En el pueblo de San Olvido, donde los carpinteros andaban en chanclos de madera y los almanaques se usaban para espantar moscas, apareció un día una pareja tomada de la mano: él, un viejo con la espalda torcida por el peso de los años, y ella, una muchacha con flores en el cabello y soles en la risa. Nadie supo de dónde venían, pero contaban que él había sido marinero de tempestades, y ella, hija de una luna que no quiso envejecer. Los miraban pasar como quien ve a un milagro desobedecer las leyes del tiempo.
Los curas murmuraron en voz baja y las comadres se santiguaban tras las cortinas, pero a ellos les bastaba bailar en la plaza con una canción imaginaria para que las flores crecieran más rápido y los niños dejaran de llorar. El amor —decían ellos sin alzar la voz— no se mide en arrugas ni calendarios, sino en el modo en que dos almas se reconocen en el desorden del mundo. Y cuando se besaban, hasta las estatuas de piedra en la iglesia parecían suspirar. Los santos de yeso suspiraban.

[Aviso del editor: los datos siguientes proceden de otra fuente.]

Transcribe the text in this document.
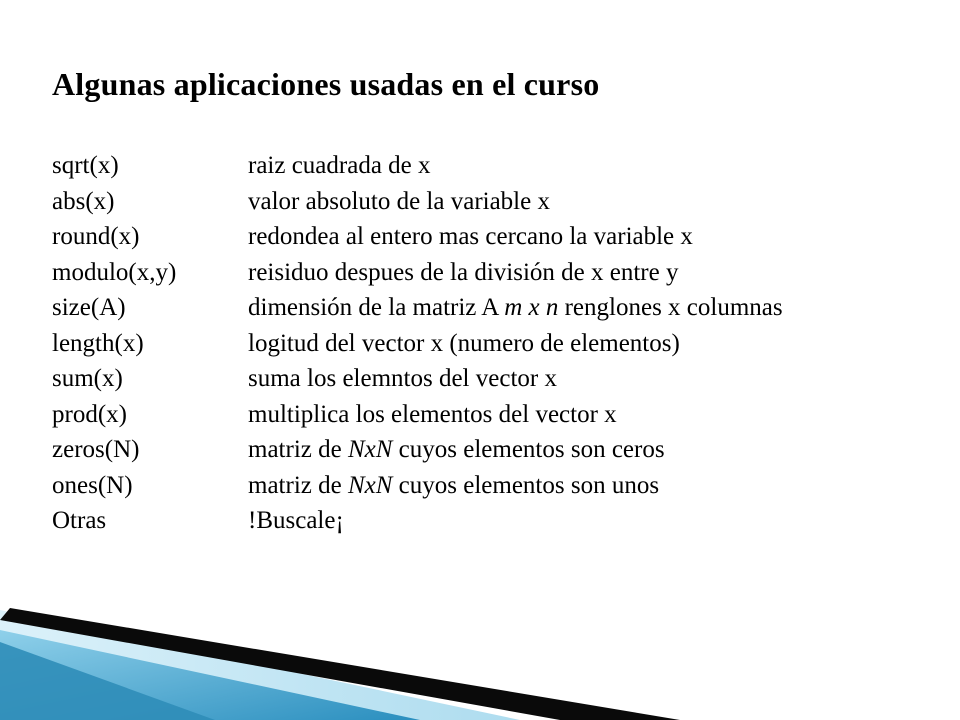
Algunas aplicaciones usadas en el curso
sqrt(x)	raiz cuadrada de x
abs(x)	valor absoluto de la variable x
round(x)	redondea al entero mas cercano la variable x
modulo(x,y)	reisiduo despues de la división de x entre y
size(A)	dimensión de la matriz A m x n renglones x columnas
length(x)	logitud del vector x (numero de elementos)
sum(x)	suma los elemntos del vector x
prod(x)	multiplica los elementos del vector x
zeros(N)	matriz de NxN cuyos elementos son ceros
ones(N)	matriz de NxN cuyos elementos son unos
Otras	!Buscale¡
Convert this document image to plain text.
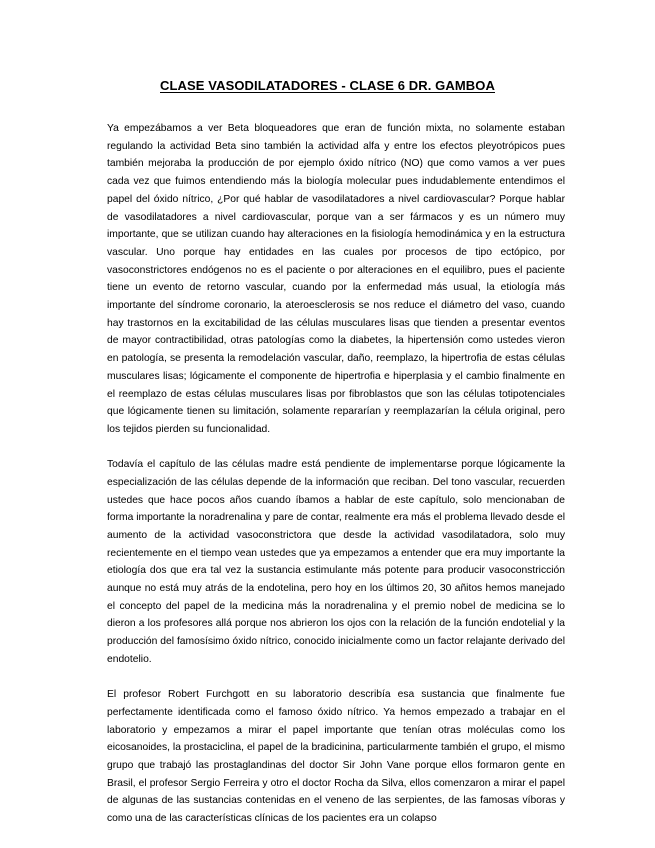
CLASE VASODILATADORES - CLASE 6 DR. GAMBOA

Ya empezábamos a ver Beta bloqueadores que eran de función mixta, no solamente estaban regulando la actividad Beta sino también la actividad alfa y entre los efectos pleyotrópicos pues también mejoraba la producción de por ejemplo óxido nítrico (NO) que como vamos a ver pues cada vez que fuimos entendiendo más la biología molecular pues indudablemente entendimos el papel del óxido nítrico, ¿Por qué hablar de vasodilatadores a nivel cardiovascular? Porque hablar de vasodilatadores a nivel cardiovascular, porque van a ser fármacos y es un número muy importante, que se utilizan cuando hay alteraciones en la fisiología hemodinámica y en la estructura vascular. Uno porque hay entidades en las cuales por procesos de tipo ectópico, por vasoconstrictores endógenos no es el paciente o por alteraciones en el equilibro, pues el paciente tiene un evento de retorno vascular, cuando por la enfermedad más usual, la etiología más importante del síndrome coronario, la ateroesclerosis se nos reduce el diámetro del vaso, cuando hay trastornos en la excitabilidad de las células musculares lisas que tienden a presentar eventos de mayor contractibilidad, otras patologías como la diabetes, la hipertensión como ustedes vieron en patología, se presenta la remodelación vascular, daño, reemplazo, la hipertrofia de estas células musculares lisas; lógicamente el componente de hipertrofia e hiperplasia y el cambio finalmente en el reemplazo de estas células musculares lisas por fibroblastos que son las células totipotenciales que lógicamente tienen su limitación, solamente repararían y reemplazarían la célula original, pero los tejidos pierden su funcionalidad.

Todavía el capítulo de las células madre está pendiente de implementarse porque lógicamente la especialización de las células depende de la información que reciban. Del tono vascular, recuerden ustedes que hace pocos años cuando íbamos a hablar de este capítulo, solo mencionaban de forma importante la noradrenalina y pare de contar, realmente era más el problema llevado desde el aumento de la actividad vasoconstrictora que desde la actividad vasodilatadora, solo muy recientemente en el tiempo vean ustedes que ya empezamos a entender que era muy importante la etiología dos que era tal vez la sustancia estimulante más potente para producir vasoconstricción aunque no está muy atrás de la endotelina, pero hoy en los últimos 20, 30 añitos hemos manejado el concepto del papel de la medicina más la noradrenalina y el premio nobel de medicina se lo dieron a los profesores allá porque nos abrieron los ojos con la relación de la función endotelial y la producción del famosísimo óxido nítrico, conocido inicialmente como un factor relajante derivado del endotelio.

El profesor Robert Furchgott en su laboratorio describía esa sustancia que finalmente fue perfectamente identificada como el famoso óxido nítrico. Ya hemos empezado a trabajar en el laboratorio y empezamos a mirar el papel importante que tenían otras moléculas como los eicosanoides, la prostaciclina, el papel de la bradicinina, particularmente también el grupo, el mismo grupo que trabajó las prostaglandinas del doctor Sir John Vane porque ellos formaron gente en Brasil, el profesor Sergio Ferreira y otro el doctor Rocha da Silva, ellos comenzaron a mirar el papel de algunas de las sustancias contenidas en el veneno de las serpientes, de las famosas víboras y como una de las características clínicas de los pacientes era un colapso
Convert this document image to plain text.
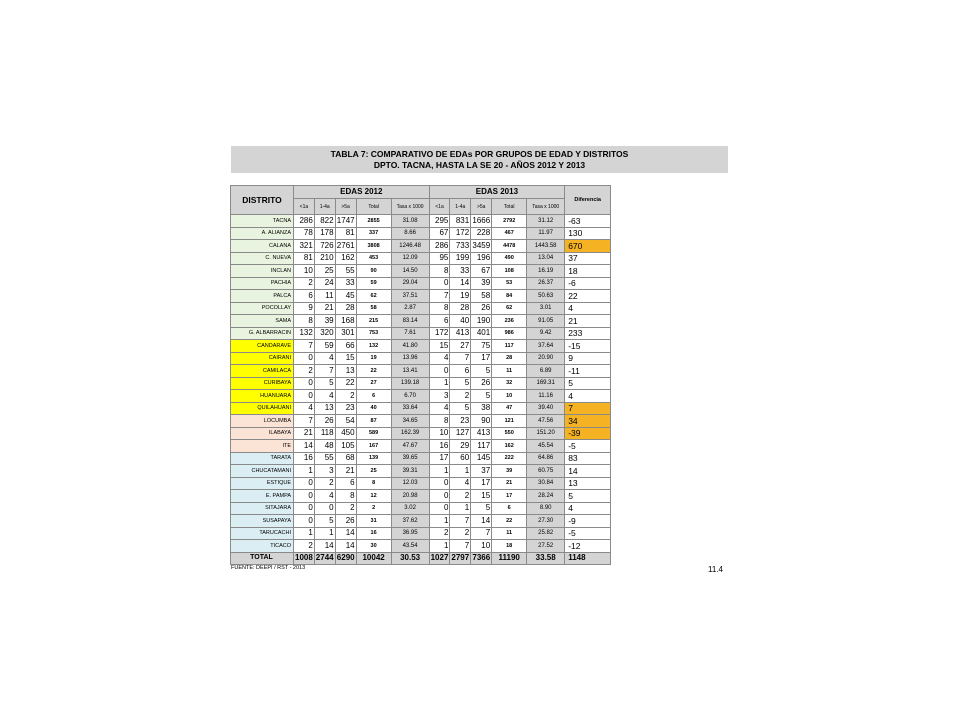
TABLA 7: COMPARATIVO DE EDAs POR GRUPOS DE EDAD Y DISTRITOS
DPTO. TACNA, HASTA LA SE 20 - AÑOS 2012 Y 2013
DISTRITO	EDAS 2012					EDAS 2013					Diferencia
	<1a	1-4a	>5a	Total	Tasa x 1000	<1a	1-4a	>5a	Total	Tasa x 1000	
TACNA	286	822	1747	2855	31.08	295	831	1666	2792	31.12	-63
A. ALIANZA	78	178	81	337	8.66	67	172	228	467	11.97	130
CALANA	321	726	2761	3808	1246.48	286	733	3459	4478	1443.58	670
C. NUEVA	81	210	162	453	12.09	95	199	196	490	13.04	37
INCLAN	10	25	55	90	14.50	8	33	67	108	16.19	18
PACHIA	2	24	33	59	29.04	0	14	39	53	26.37	-6
PALCA	6	11	45	62	37.51	7	19	58	84	50.63	22
POCOLLAY	9	21	28	58	2.87	8	28	26	62	3.01	4
SAMA	8	39	168	215	83.14	6	40	190	236	91.05	21
G. ALBARRACIN	132	320	301	753	7.61	172	413	401	986	9.42	233
CANDARAVE	7	59	66	132	41.80	15	27	75	117	37.64	-15
CAIRANI	0	4	15	19	13.96	4	7	17	28	20.90	9
CAMILACA	2	7	13	22	13.41	0	6	5	11	6.89	-11
CURIBAYA	0	5	22	27	139.18	1	5	26	32	169.31	5
HUANUARA	0	4	2	6	6.70	3	2	5	10	11.16	4
QUILAHUANI	4	13	23	40	33.64	4	5	38	47	39.40	7
LOCUMBA	7	26	54	87	34.65	8	23	90	121	47.56	34
ILABAYA	21	118	450	589	162.39	10	127	413	550	151.20	-39
ITE	14	48	105	167	47.67	16	29	117	162	45.54	-5
TARATA	16	55	68	139	39.65	17	60	145	222	64.86	83
CHUCATAMANI	1	3	21	25	39.31	1	1	37	39	60.75	14
ESTIQUE	0	2	6	8	12.03	0	4	17	21	30.84	13
E. PAMPA	0	4	8	12	20.98	0	2	15	17	28.24	5
SITAJARA	0	0	2	2	3.02	0	1	5	6	8.90	4
SUSAPAYA	0	5	26	31	37.62	1	7	14	22	27.30	-9
TARUCACHI	1	1	14	16	36.95	2	2	7	11	25.82	-5
TICACO	2	14	14	30	43.54	1	7	10	18	27.52	-12
TOTAL	1008	2744	6290	10042	30.53	1027	2797	7366	11190	33.58	1148
FUENTE: DEEPI / RST - 2013	11.4
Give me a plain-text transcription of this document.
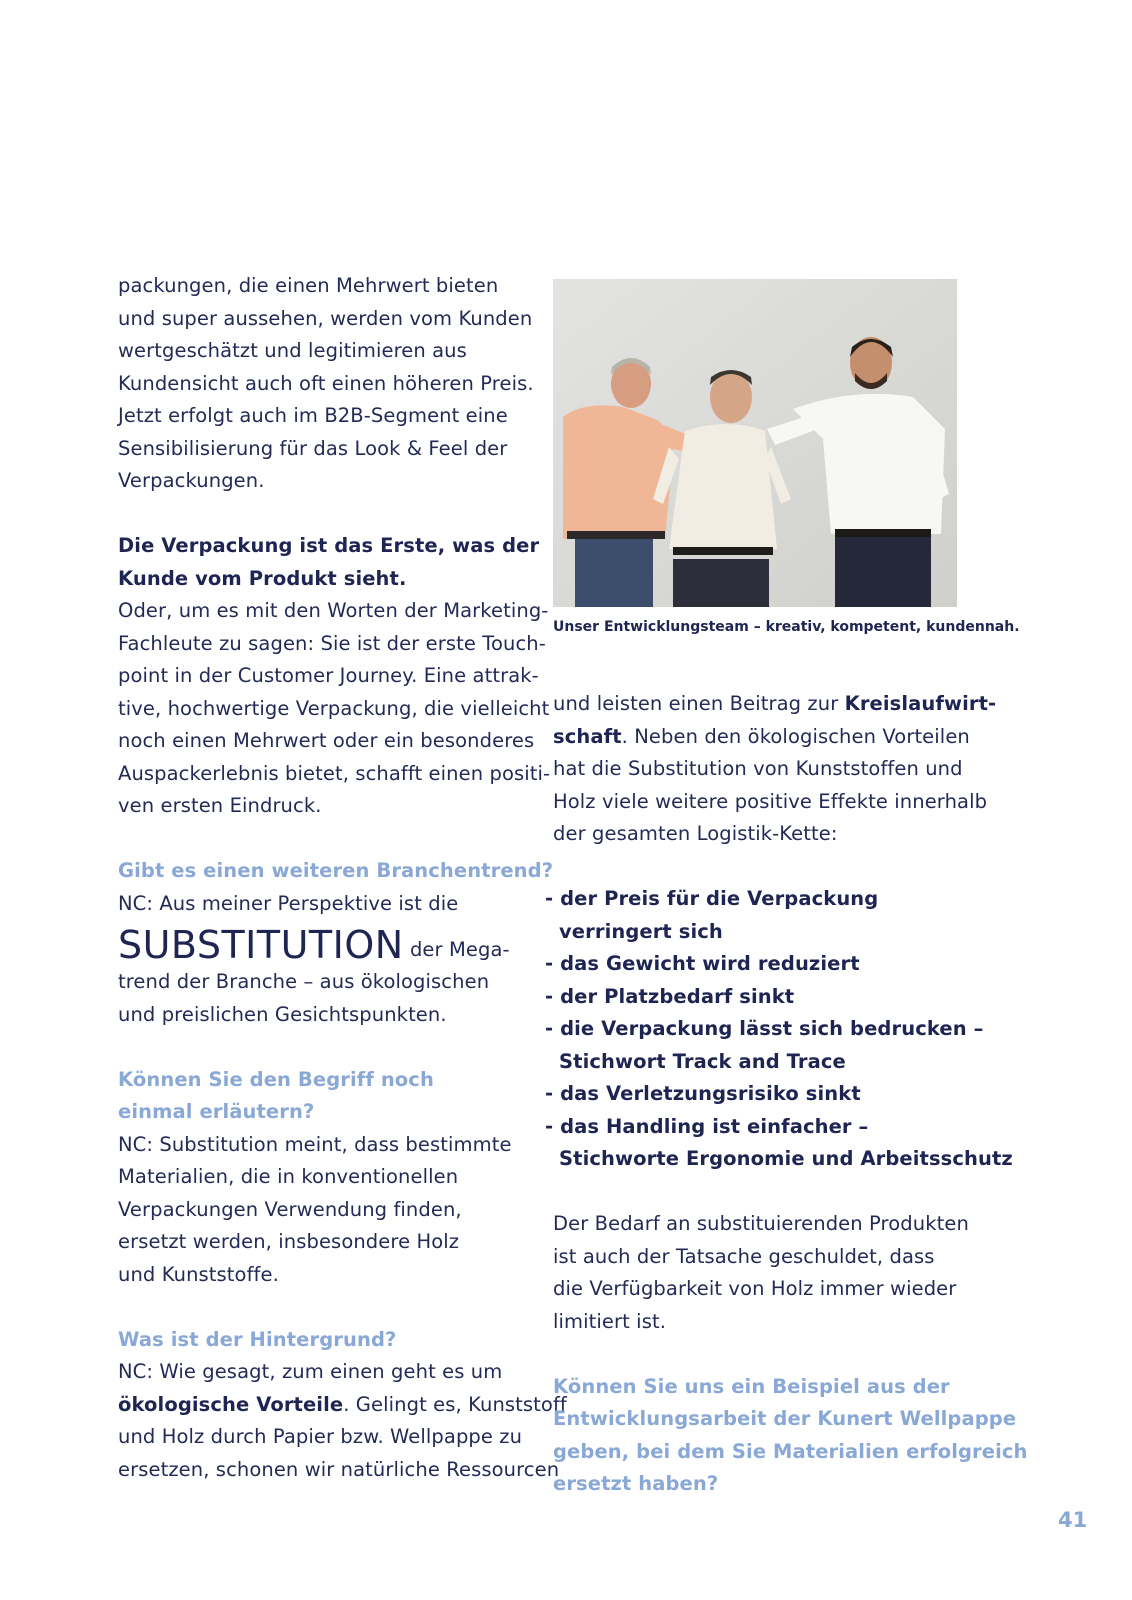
packungen, die einen Mehrwert bieten
und super aussehen, werden vom Kunden
wertgeschätzt und legitimieren aus
Kundensicht auch oft einen höheren Preis.
Jetzt erfolgt auch im B2B-Segment eine
Sensibilisierung für das Look & Feel der
Verpackungen.
Die Verpackung ist das Erste, was der
Kunde vom Produkt sieht.
Oder, um es mit den Worten der Marketing-
Fachleute zu sagen: Sie ist der erste Touch-
point in der Customer Journey. Eine attrak-
tive, hochwertige Verpackung, die vielleicht
noch einen Mehrwert oder ein besonderes
Auspackerlebnis bietet, schafft einen positi-
ven ersten Eindruck.
Gibt es einen weiteren Branchentrend?
NC: Aus meiner Perspektive ist die
SUBSTITUTION der Mega-
trend der Branche – aus ökologischen
und preislichen Gesichtspunkten.
Können Sie den Begriff noch
einmal erläutern?
NC: Substitution meint, dass bestimmte
Materialien, die in konventionellen
Verpackungen Verwendung finden,
ersetzt werden, insbesondere Holz
und Kunststoffe.
Was ist der Hintergrund?
NC: Wie gesagt, zum einen geht es um
ökologische Vorteile. Gelingt es, Kunststoff
und Holz durch Papier bzw. Wellpappe zu
ersetzen, schonen wir natürliche Ressourcen
Unser Entwicklungsteam – kreativ, kompetent, kundennah.
und leisten einen Beitrag zur Kreislaufwirt-
schaft. Neben den ökologischen Vorteilen
hat die Substitution von Kunststoffen und
Holz viele weitere positive Effekte innerhalb
der gesamten Logistik-Kette:
- der Preis für die Verpackung
verringert sich
- das Gewicht wird reduziert
- der Platzbedarf sinkt
- die Verpackung lässt sich bedrucken –
Stichwort Track and Trace
- das Verletzungsrisiko sinkt
- das Handling ist einfacher –
Stichworte Ergonomie und Arbeitsschutz
Der Bedarf an substituierenden Produkten
ist auch der Tatsache geschuldet, dass
die Verfügbarkeit von Holz immer wieder
limitiert ist.
Können Sie uns ein Beispiel aus der
Entwicklungsarbeit der Kunert Wellpappe
geben, bei dem Sie Materialien erfolgreich
ersetzt haben?
41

Un lunes de esos en que ni Dios tiene ganas de trabajar, se fueron igual que llegaron: sin hacer ruido, con la misma sonrisa que abría ventanas cerradas por la costumbre. Desde entonces, en San Olvido, se dice que el amor no tiene edad, que no hay ley más sabia que dejarlo mover el mundo, y que los relojes solo sirven para recordar que el tiempo no siempre tiene razón.